Benchmark and Analysis

To judge MUSIQ, we run experiments on a number of large-scale IQA datasets. On every dataset, we report the Spearman’s rank correlation coefficient (SRCC) and Pearson linear correlation coefficient (PLCC) between our mannequin prediction and the human evaluators’ imply opinion rating. SRCC and PLCC are correlation metrics starting from -1 to 1. Larger PLCC and SRCC means higher alignment between mannequin prediction and human analysis.
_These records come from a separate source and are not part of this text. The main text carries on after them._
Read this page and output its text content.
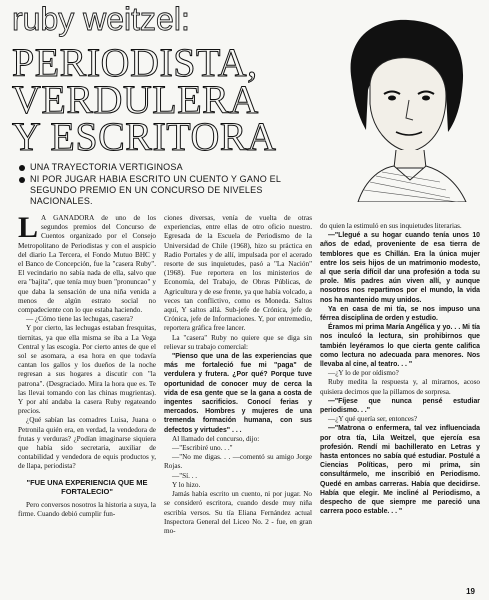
ruby weitzel:
PERIODISTA,
VERDULERA
Y ESCRITORA
UNA TRAYECTORIA VERTIGINOSA
NI POR JUGAR HABIA ESCRITO UN CUENTO Y GANO EL SEGUNDO PREMIO EN UN CONCURSO DE NIVELES NACIONALES.
L A GANADORA de uno de los segundos premios del Concurso de Cuentos organizado por el Consejo Metropolitano de Periodistas y con el auspicio del diario La Tercera, el Fondo Mutuo BHC y el Banco de Concepción, fue la "casera Ruby". El vecindario no sabía nada de ella, salvo que era "bajita", que tenía muy buen "pronuncao" y que daba la sensación de una niña venida a menos de algún estrato social no compadeciente con lo que estaba haciendo.

— ¿Cómo tiene las lechugas, casera?

Y por cierto, las lechugas estaban fresquitas, tiernitas, ya que ella misma se iba a La Vega Central y las escogía. Por cierto antes de que el sol se asomara, a esa hora en que todavía cantan los gallos y los dueños de la noche regresan a sus hogares a discutir con "la patrona". (Desgraciado. Mira la hora que es. Te las llevai tomando con las chinas mugrientas). Y por ahí andaba la casera Ruby regateando precios.

¿Qué sabían las comadres Luisa, Juana o Petronila quién era, en verdad, la vendedora de frutas y verduras? ¿Podían imaginarse siquiera que había sido secretaria, auxiliar de contabilidad y vendedora de equis productos y, de llapa, periodista?

"FUE UNA EXPERIENCIA QUE ME FORTALECIO"

Pero conversos nosotros la historia a suya, la firme. Cuando debió cumplir fun-

ciones diversas, venía de vuelta de otras experiencias, entre ellas de otro oficio nuestro. Egresada de la Escuela de Periodismo de la Universidad de Chile (1968), hizo su práctica en Radio Portales y de allí, impulsada por el acerado resorte de sus inquietudes, pasó a "La Nación" (1968). Fue reportera en los ministerios de Economía, del Trabajo, de Obras Públicas, de Agricultura y de ese frente, ya que había volcado, a veces tan conflictivo, como es Moneda. Saltos aquí, Y saltos allá. Sub-jefe de Crónica, jefe de Crónica, jefe de Informaciones. Y, por entremedio, reportera gráfica free lancer.

La "casera" Ruby no quiere que se diga sin relievar su trabajo comercial:

"Pienso que una de las experiencias que más me fortaleció fue mi "paga" de verdulera y frutera. ¿Por qué? Porque tuve oportunidad de conocer muy de cerca la vida de esa gente que se la gana a costa de ingentes sacrificios. Conocí ferias y mercados. Hombres y mujeres de una tremenda formación humana, con sus defectos y virtudes" . . .

Al llamado del concurso, dijo:

—"Escribiré uno. . ."

—"No me digas. . . —comentó su amigo Jorge Rojas.

—"Sí. . .

Y lo hizo.

Jamás había escrito un cuento, ni por jugar. No se consideró escritora, cuando desde muy niña escribía versos. Su tía Eliana Fernández actual Inspectora General del Liceo No. 2 - fue, en gran mo-

do quien la estimuló en sus inquietudes literarias.

—"Llegué a su hogar cuando tenía unos 10 años de edad, proveniente de esa tierra de temblores que es Chillán. Era la única mujer entre los seis hijos de un matrimonio modesto, al que sería difícil dar una profesión a toda su prole. Mis padres aún viven allí, y aunque nosotros nos repartimos por el mundo, la vida nos ha mantenido muy unidos.

Ya en casa de mi tía, se nos impuso una férrea disciplina de orden y estudio.

Éramos mi prima María Angélica y yo. . . Mi tía nos inculcó la lectura, sin prohibirnos que también leyéramos lo que cierta gente califica como lectura no adecuada para menores. Nos llevaba al cine, al teatro. . . "

—¿Y lo de por oídismo?

Ruby medita la respuesta y, al mirarnos, acoso quisiera decirnos que la pillamos de sorpresa.

—"Fíjese que nunca pensé estudiar periodismo. . ."

—¿Y qué quería ser, entonces?

—"Matrona o enfermera, tal vez influenciada por otra tía, Lila Weitzel, que ejercía esa profesión. Rendí mi bachillerato en Letras y hasta entonces no sabía qué estudiar. Postulé a Ciencias Políticas, pero mi prima, sin consultármelo, me inscribió en Periodismo. Quedé en ambas carreras. Había que decidirse. Había que elegir. Me incliné al Periodismo, a despecho de que siempre me pareció una carrera poco estable. . . "

19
The graph under reveals that MUSIQ outperforms different strategies on PaQ-2-PiQ, KonIQ-10k, and SPAQ.

Efficiency comparability of MUSIQ and former state-of-the-art (SOTA) strategies on 4 large-scale IQA datasets. On every dataset we examine the Spearman’s rank correlation coefficient (SRCC) and Pearson linear correlation coefficient (PLCC) of mannequin prediction and floor reality.

Notably, the PaQ-2-PiQ check set is totally composed of huge footage having no less than one dimension exceeding 640 pixels. That is very difficult for conventional deep studying approaches, which require resizing. MUSIQ can outperform earlier strategies by a big margin on the full-size check set, which verifies its robustness and effectiveness.

It’s also price mentioning that earlier CNN-based strategies typically required sampling as many as 20 crops for every picture throughout testing. This type of multi-crop ensemble is a strategy to mitigate the mounted form constraint within the CNN fashions. However since every crop is simply a sub-view of the entire picture, the ensemble remains to be an approximate method. Furthermore, CNN-based strategies each add further inference value for each crop and, as a result of they pattern completely different crops, they’ll introduce randomness within the consequence. In distinction, as a result of MUSIQ takes the full-size picture as enter, it might immediately study the very best aggregation of data throughout the total picture and it solely must run the inference as soon as.

To additional confirm that the MUSIQ mannequin captures completely different info at completely different scales, we visualize the eye weights on every picture at completely different scales.

Consideration visualization from the output tokens to the multi-scale illustration, together with the unique decision picture and two proportionally resized photos. Brighter areas point out increased consideration, which signifies that these areas are extra vital for the mannequin output. Photos for illustration are taken from the AVA dataset.

We observe that MUSIQ tends to give attention to extra detailed areas within the full, high-resolution photos and on extra international areas on the resized ones. For instance, for the flower picture above, the mannequin’s consideration on the unique picture is specializing in the pedal particulars, and the eye shifts to the buds at decrease resolutions. This reveals that the mannequin learns to seize picture high quality at completely different granularities.

Conclusion

We suggest a multi-scale picture high quality transformer (MUSIQ), which may deal with full-size picture enter with various resolutions and facet ratios. By remodeling the enter picture to a multi-scale illustration with each international and native views, the mannequin can seize the picture high quality at completely different granularities. Though MUSIQ is designed for IQA, it may be utilized to different situations the place process labels are delicate to picture decision and facet ratio. The MUSIQ mannequin and checkpoints can be found at our GitHub repository.

Acknowledgements

This work is made potential via a collaboration spanning a number of groups throughout Google. We’d wish to acknowledge contributions from Qifei Wang, Yilin Wang and Peyman Milanfar.